Please let me know if something is wrong with this. Thanks.

Answer 1

write everything in einstein notation, and the result follows steadily. Or, exploit the great flexibility of the concept of differential: $$ d_{W}\operatorname{tr}((Y-XW)(Y-XW)^T)=\operatorname{tr}(d_{W}[(Y-XW)(Y-XW)^T])= $$ $$ =\operatorname{tr}\left([d_{W}(Y-XW)][(Y-XW)^T]+[(Y-XW)][d_{W}(Y-XW)^T]\right)= $$ $$ =\operatorname{tr}\left((-X\,d_{W}W)(Y-XW)^T+(Y-XW)(-X\,d_{W}W)^T\right)= $$ $$ =\operatorname{tr}\left((-X\,d_{W}W)(Y-XW)^T+(-X\,d_{W}W)(Y-XW)^T\right)= $$ $$ =2\operatorname{tr}\left((-X\,d_{W}W)(Y-XW)^T\right)= $$ $$ =2\operatorname{tr}\left((XW-Y)^T(X\,d_{W}W)\right)= $$ $$ =2\operatorname{tr}\left(d_{W}W^T\, X^T(XW-Y)\right) $$ so: $$ d_{W}\operatorname{tr}((Y-XW)(Y-XW)^T)=2\operatorname{tr}\left(d_{W}W^T\, X^T(XW-Y)\right)=\# $$ using index notation: $$ \#=2\sum_i\left[d_{W}W^T\, X^T(XW-Y)\right]_{i,i}= $$ $$ =\sum_i\sum_q\left[d_{W}W^T\right]_{i,q}\left[2X^T(XW-Y)\right]_{q,i}= $$ $$ =\sum_i\sum_q\left[d_{W}W\right]_{q,i}\left[2X^T(XW-Y)\right]_{q,i} $$ so: $$ \frac{d}{dW_{q,i}}\operatorname{tr}((Y-XW)(Y-XW)^T)=\left[2X^T(XW-Y)\right]_{q,i} $$

Answer 2

I didn't learn about matrix calculus, so I use the notation of matrix calculus in Wikipedia

$$d(tr(XW(XW)^T))=tr(d(XWW^TX^T))$$ $$=tr(d(XW)W^TX^T+XWd(W^TX^T))$$ $$=tr(X(dW)W^TX^T)+tr(XW(dW^T)X^T)$$ $$=tr(X(dW)W^TX^T)+tr((dW)^TX^TXW)$$ $$=tr(W^TX^TX(dW))+tr((X^TXW)^TdW)$$ $$=tr(2(X^TXW)^TdW)$$

$$\therefore \frac{\partial}{\partial W} tr(XW(XW)^T)=2X^TXW$$

Answer 3

The Frobenius product is a convenient way to denote the trace $\,\,A:BC={\rm tr}(A^TBC)$
Rules for rearranging terms in a Frobenius product follow directly from properties of the trace.
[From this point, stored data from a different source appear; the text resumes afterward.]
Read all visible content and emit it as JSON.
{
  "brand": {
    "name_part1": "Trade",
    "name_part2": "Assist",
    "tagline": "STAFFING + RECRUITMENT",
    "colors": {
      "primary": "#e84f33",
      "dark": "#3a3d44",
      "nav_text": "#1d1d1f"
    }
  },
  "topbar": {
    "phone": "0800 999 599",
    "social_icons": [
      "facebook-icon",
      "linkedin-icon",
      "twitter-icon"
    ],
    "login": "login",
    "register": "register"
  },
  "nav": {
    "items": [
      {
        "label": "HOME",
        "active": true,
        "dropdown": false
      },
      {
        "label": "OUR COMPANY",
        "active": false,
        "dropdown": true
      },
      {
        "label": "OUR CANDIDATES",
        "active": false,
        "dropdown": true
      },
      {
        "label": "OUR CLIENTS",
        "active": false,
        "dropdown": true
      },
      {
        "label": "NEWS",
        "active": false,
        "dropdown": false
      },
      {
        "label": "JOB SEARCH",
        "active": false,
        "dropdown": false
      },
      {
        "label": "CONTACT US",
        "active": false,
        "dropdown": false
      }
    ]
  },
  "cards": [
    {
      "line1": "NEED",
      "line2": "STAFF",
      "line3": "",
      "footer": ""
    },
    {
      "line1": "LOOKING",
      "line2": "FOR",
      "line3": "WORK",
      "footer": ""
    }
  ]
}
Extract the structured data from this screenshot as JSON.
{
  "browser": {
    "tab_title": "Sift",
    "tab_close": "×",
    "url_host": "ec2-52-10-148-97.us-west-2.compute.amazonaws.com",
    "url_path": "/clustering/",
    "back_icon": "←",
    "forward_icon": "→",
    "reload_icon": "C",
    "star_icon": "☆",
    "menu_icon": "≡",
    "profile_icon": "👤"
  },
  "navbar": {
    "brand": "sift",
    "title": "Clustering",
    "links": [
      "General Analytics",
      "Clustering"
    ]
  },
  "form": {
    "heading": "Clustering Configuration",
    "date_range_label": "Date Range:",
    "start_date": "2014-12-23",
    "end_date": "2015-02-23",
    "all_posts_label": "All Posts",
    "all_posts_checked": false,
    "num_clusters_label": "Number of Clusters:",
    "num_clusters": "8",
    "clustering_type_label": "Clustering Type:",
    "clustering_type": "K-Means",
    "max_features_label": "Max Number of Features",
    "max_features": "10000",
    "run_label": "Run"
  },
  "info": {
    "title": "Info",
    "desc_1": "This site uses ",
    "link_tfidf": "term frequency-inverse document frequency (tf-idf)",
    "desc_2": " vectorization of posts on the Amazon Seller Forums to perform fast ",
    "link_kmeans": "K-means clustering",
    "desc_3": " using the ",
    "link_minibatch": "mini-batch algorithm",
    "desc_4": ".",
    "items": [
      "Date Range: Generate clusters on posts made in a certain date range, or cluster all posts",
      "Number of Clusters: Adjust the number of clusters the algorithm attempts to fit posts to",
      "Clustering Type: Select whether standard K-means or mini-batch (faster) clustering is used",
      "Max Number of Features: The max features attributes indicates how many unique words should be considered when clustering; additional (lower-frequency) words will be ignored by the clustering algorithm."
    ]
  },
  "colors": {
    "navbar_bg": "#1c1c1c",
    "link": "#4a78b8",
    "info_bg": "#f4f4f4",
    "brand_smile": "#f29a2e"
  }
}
Let $Z=(XW-Y)$, then find the differential and gradient of the function as $$\eqalign{ f &= Z:Z \cr df &= 2Z:dZ = 2Z:X\,dW = 2X^TZ:dW \cr \frac{\partial f}{\partial W} &= 2X^TZ = 2X^T(XW-Y) \cr }$$